Le récit commence au Vietnam pendant la guerre, au début des années 70. John Converse, journaliste au service d’une feuille de choux sans intérêt, y séjourne pour ramener quelques articles mais surtout essayer d’y récolter la matière nécessaire à l’écriture d’un livre ou d’une pièce de théâtre. Il évite la ligne de front et reste essentiellement à l’arrière pour se défoncer et fréquenter les maisons closes de Saïgon. Il décide alors, après avoir mis de côté ses “objections morales“ comme il dit, de faire rapatrier trois kilos d’héroïne aux Etats-Unis. Il demande pour cela à un vieil ami à lui, Ray Hicks, ancien marine, moyennant contribution financière, de faire passer en douce cette poudre blanche aux Etats-Unis.

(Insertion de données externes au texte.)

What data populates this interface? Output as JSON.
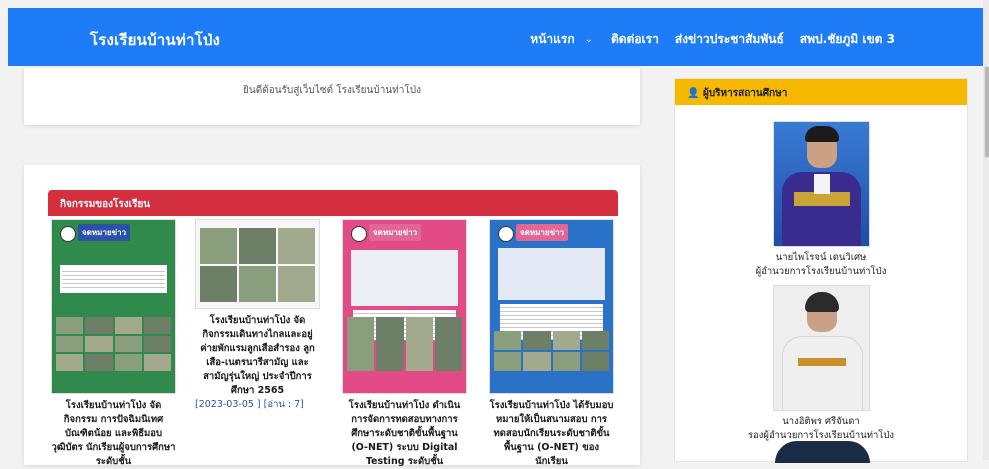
{
  "header": {
    "brand": "โรงเรียนบ้านท่าโป่ง",
    "nav": [
      {
        "label": "หน้าแรก"
      },
      {
        "label": "ติดต่อเรา"
      },
      {
        "label": "ส่งข่าวประชาสัมพันธ์"
      },
      {
        "label": "สพป.ชัยภูมิ เขต 3"
      }
    ]
  },
  "welcome": {
    "text": "ยินดีต้อนรับสู่เว็บไซต์ โรงเรียนบ้านท่าโป่ง"
  },
  "activities": {
    "title": "กิจกรรมของโรงเรียน",
    "items": [
      {
        "title": "โรงเรียนบ้านท่าโป่ง จัดกิจกรรม การปัจฉิมนิเทศบัณฑิตน้อย และพิธีมอบวุฒิบัตร นักเรียนผู้จบการศึกษาระดับชั้น",
        "badge": "จดหมายข่าว"
      },
      {
        "title": "โรงเรียนบ้านท่าโป่ง จัดกิจกรรมเดินทางไกลและอยู่ค่ายพักแรมลูกเสือสำรอง ลูกเสือ-เนตรนารีสามัญ และสามัญรุ่นใหญ่ ประจำปีการศึกษา 2565",
        "meta": "[2023-03-05 ] [อ่าน : 7]"
      },
      {
        "title": "โรงเรียนบ้านท่าโป่ง ดำเนินการจัดการทดสอบทางการศึกษาระดับชาติขั้นพื้นฐาน (O-NET) ระบบ Digital Testing ระดับชั้น",
        "badge": "จดหมายข่าว"
      },
      {
        "title": "โรงเรียนบ้านท่าโป่ง ได้รับมอบหมายให้เป็นสนามสอบ การทดสอบนักเรียนระดับชาติขั้นพื้นฐาน (O-NET) ของนักเรียน",
        "badge": "จดหมายข่าว"
      }
    ]
  },
  "admins": {
    "title": "ผู้บริหารสถานศึกษา",
    "people": [
      {
        "name": "นายไพโรจน์ เดนวิเศษ",
        "role": "ผู้อำนวยการโรงเรียนบ้านท่าโป่ง"
      },
      {
        "name": "นางอิติพร ศรีจันดา",
        "role": "รองผู้อำนวยการโรงเรียนบ้านท่าโป่ง"
      }
    ]
  },
  "icons": {
    "admin_icon": "user-icon",
    "nav_caret": "chevron-down-icon"
  }
}
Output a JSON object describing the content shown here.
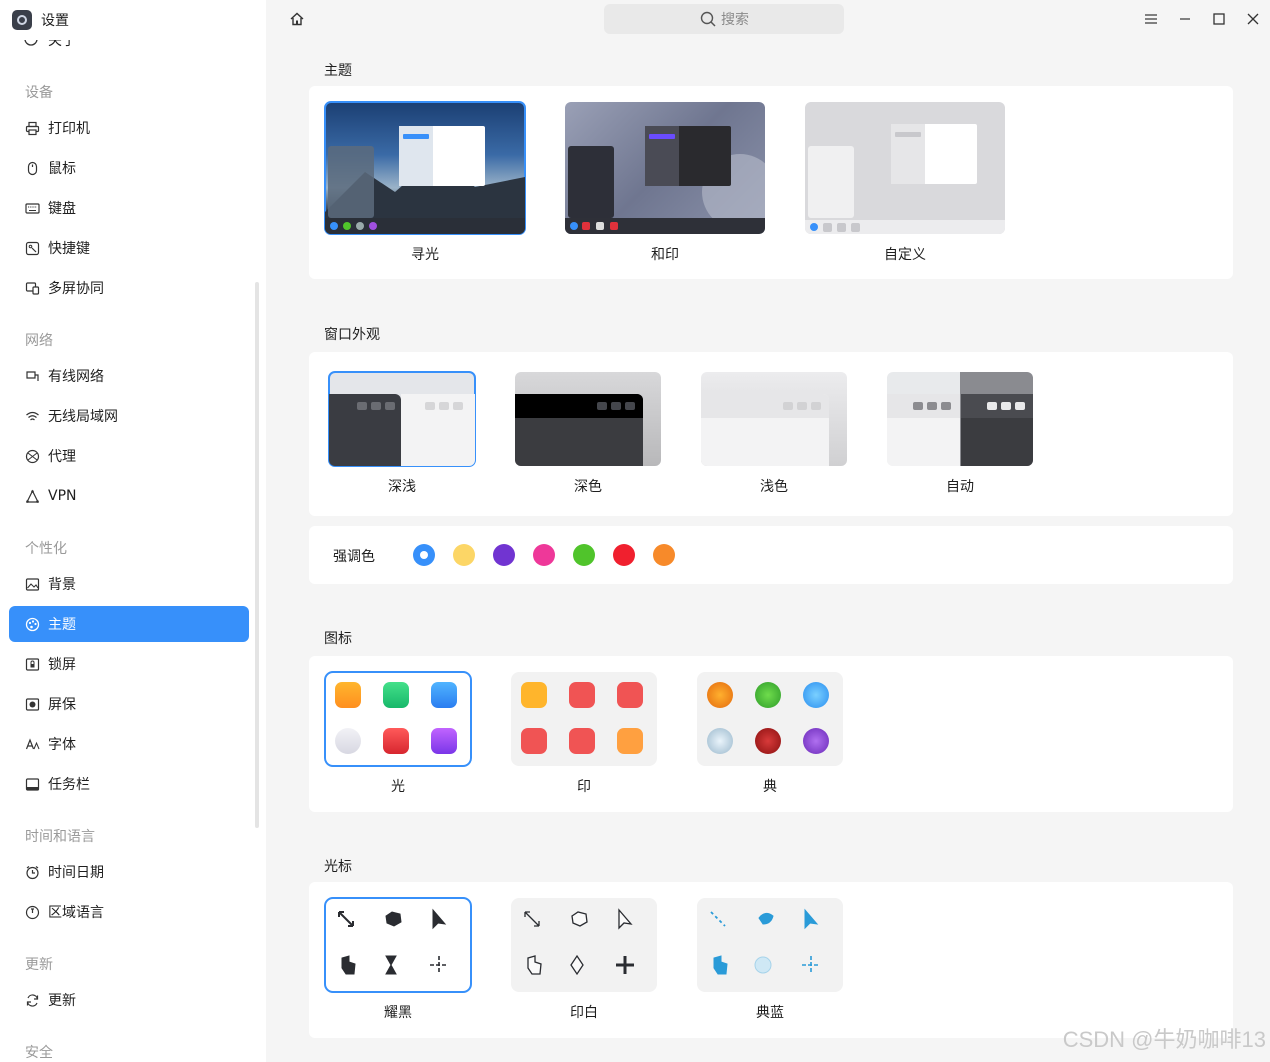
{
  "app": {
    "title": "设置"
  },
  "sidebar": {
    "partial_item": "关于",
    "sections": [
      {
        "title": "设备",
        "items": [
          {
            "label": "打印机",
            "icon": "printer-icon"
          },
          {
            "label": "鼠标",
            "icon": "mouse-icon"
          },
          {
            "label": "键盘",
            "icon": "keyboard-icon"
          },
          {
            "label": "快捷键",
            "icon": "shortcut-icon"
          },
          {
            "label": "多屏协同",
            "icon": "multiscreen-icon"
          }
        ]
      },
      {
        "title": "网络",
        "items": [
          {
            "label": "有线网络",
            "icon": "wired-network-icon"
          },
          {
            "label": "无线局域网",
            "icon": "wifi-icon"
          },
          {
            "label": "代理",
            "icon": "proxy-icon"
          },
          {
            "label": "VPN",
            "icon": "vpn-icon"
          }
        ]
      },
      {
        "title": "个性化",
        "items": [
          {
            "label": "背景",
            "icon": "background-icon"
          },
          {
            "label": "主题",
            "icon": "theme-icon",
            "active": true
          },
          {
            "label": "锁屏",
            "icon": "lockscreen-icon"
          },
          {
            "label": "屏保",
            "icon": "screensaver-icon"
          },
          {
            "label": "字体",
            "icon": "font-icon"
          },
          {
            "label": "任务栏",
            "icon": "taskbar-icon"
          }
        ]
      },
      {
        "title": "时间和语言",
        "items": [
          {
            "label": "时间日期",
            "icon": "clock-icon"
          },
          {
            "label": "区域语言",
            "icon": "region-icon"
          }
        ]
      },
      {
        "title": "更新",
        "items": [
          {
            "label": "更新",
            "icon": "update-icon"
          }
        ]
      },
      {
        "title": "安全",
        "items": []
      }
    ]
  },
  "topbar": {
    "search_placeholder": "搜索"
  },
  "main": {
    "theme": {
      "title": "主题",
      "options": [
        "寻光",
        "和印",
        "自定义"
      ],
      "selected": "寻光"
    },
    "window": {
      "title": "窗口外观",
      "options": [
        "深浅",
        "深色",
        "浅色",
        "自动"
      ],
      "selected": "深浅"
    },
    "accent": {
      "label": "强调色",
      "colors": [
        "#3790fa",
        "#fcd666",
        "#7134d1",
        "#ee3899",
        "#50c42b",
        "#f0202e",
        "#f78a2a"
      ],
      "selected": "#3790fa"
    },
    "icons": {
      "title": "图标",
      "options": [
        "光",
        "印",
        "典"
      ],
      "selected": "光"
    },
    "cursor": {
      "title": "光标",
      "options": [
        "耀黑",
        "印白",
        "典蓝"
      ],
      "selected": "耀黑"
    }
  },
  "watermark": "CSDN @牛奶咖啡13"
}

La femme de John Converse, Marge, est sensée réceptionner le produit qui sera alors revendu sur le territoire américain.

Mais bien entendu, les choses ne vont pas se passer comme prévu, car l’agent du FBI Enthei, accompagné de deux pseudo agents très spéciaux et brutaux, Smitty et Danskin, attendent l’ex-GI, qui fuit en embarquant avec lui Marge. A son retour au bercail, John Converse est pris en otage par les trois agents qui convoitent la marchandise. Débute alors une longue course poursuite qui se termine dans le désert du Nouveau-Mexique en compagnie du gourou d’une communauté hippie.

Pour supporter la douleur de la fuite, Marge, qui a dû laisser de côté sa fille et qui n’a qu’une envie c’est que tout ça s’arrête vite, consomme régulièrement du Dilaudid (analgésique opioïde) et l’héroïne à disposition. Elle expérimentera l’injection pendant le trajet avec l’aide de Ray.

Le roman nous rappelle à quel point les psychotropes ont eu leur importance au Vietnam pour supporter le stress des combats et la douleur des blessures morales et physiques. La consommation que les soldats firent de l’alcool, de la marijuana, de l’opium, des amphétamines, des barbituriques et de l’héroïne, quasiment pure et facile d’accès dans cette région, reflète assez bien l’usage récréatif mais aussi thérapeutique que l’on peut avoir d’une substance dans un contexte donné, rappelant le don d’ubiquité des drogues à la fois remède et poison. Les GI, de retour chez eux, ont ramené dans leurs bagages cette poudre véritablement blanche et pure qui fut considérée alors comme responsable d’une débâcle américaine que le président Nixon a en partie mise sur le compte des usages aux combats. Ceci bien entendu pour alors mieux déclarer sa guerre à la drogue…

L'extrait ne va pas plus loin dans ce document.